ACTA gets shot down in flames at the European Parliament
Ryan Martin / 4 years ago
Today in the European Parliament the Anti-Counterfeiting Trade Agreement (ACTA) was comprehensively destroyed with 478 votes against and just 39 for. The agreement which threatened global internet freedoms faced substantial amounts of public resistance and outcry before inevitably falling from a somewhat tarnished grace.
Awareness of attempts to censor the internet were first raised by SOPA in January. SOPA faced large resistance in the USA and it was eventually shot down, the American public stated it would not stand for the greed of American media corporations. The anger and activism from SOPA carried over quite comfortably to ACTA, since many of the global community were already against SOPA it was now easy for Europeans to move their focus to something closer to home.
With ACTA in Europe now impossible, it seems the agreement will probably fizzle out all across the world too. There are only a handful of countries left where ACTA could become a possibility. Ten states are still negotiating it and six states have yet to ratify it. Yet the important message is that without European support ACTA cannot be viable given Europe’s prominent position in the world.

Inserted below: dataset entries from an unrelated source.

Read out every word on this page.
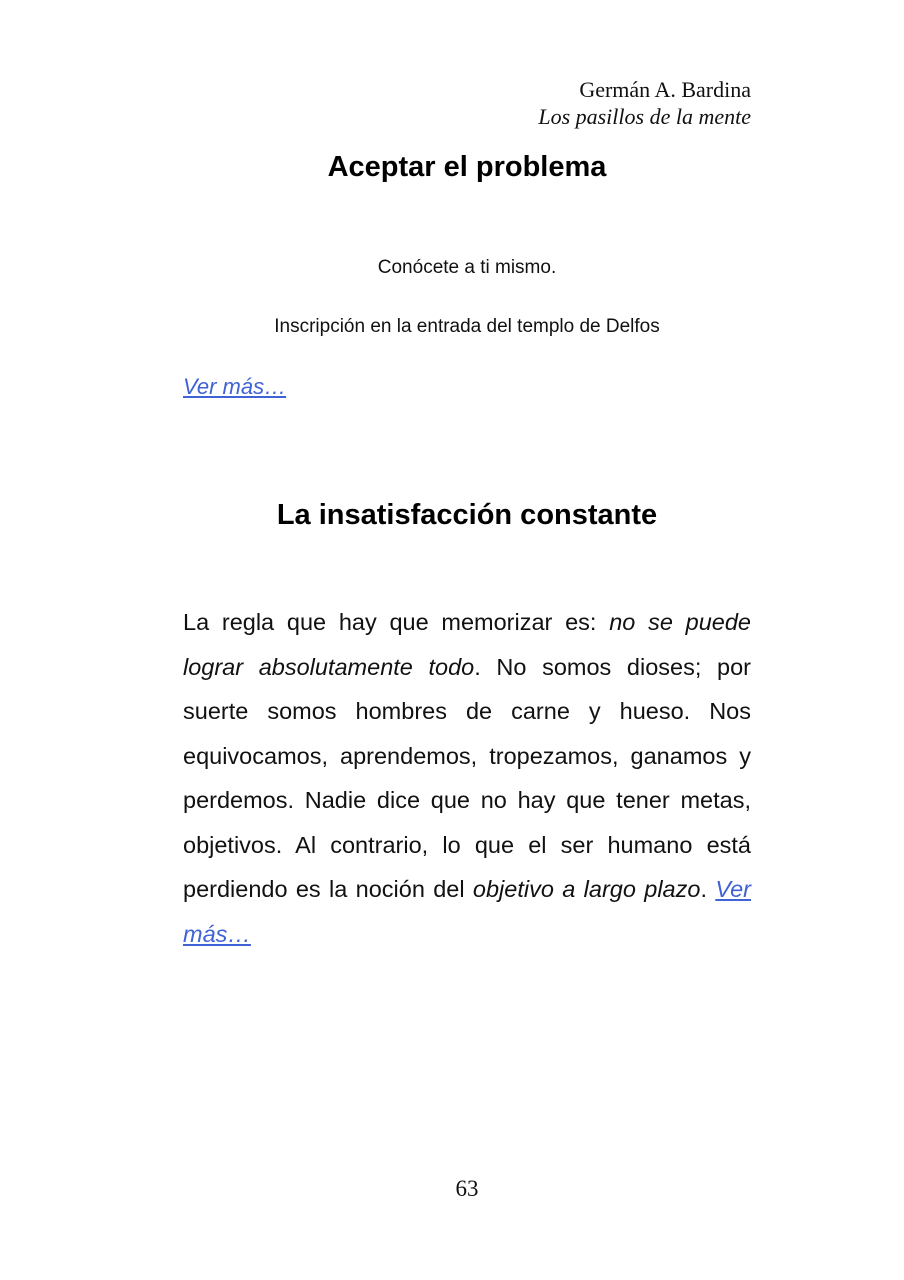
Germán A. Bardina
Los pasillos de la mente
Aceptar el problema

Conócete a ti mismo.

Inscripción en la entrada del templo de Delfos

Ver más…
La insatisfacción constante

La regla que hay que memorizar es: no se puede lograr absolutamente todo. No somos dioses; por suerte somos hombres de carne y hueso. Nos equivocamos, aprendemos, tropezamos, ganamos y perdemos. Nadie dice que no hay que tener metas, objetivos. Al contrario, lo que el ser humano está perdiendo es la noción del objetivo a largo plazo. Ver más…

63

Copyright legislation never sleeps. The European Commissioner responsible for the treaty, Karel de Gucht has said that he will continue to present revised versions of ACTA before the European Parliament until it passes. Although it is unlikely he will ever be allowed to do this, it is important that all users of the internet, yes you, remain vigilant of new attempts to censor the internet. Only by public awareness, cooperation and activism can we make sure that censorship does not become a reality.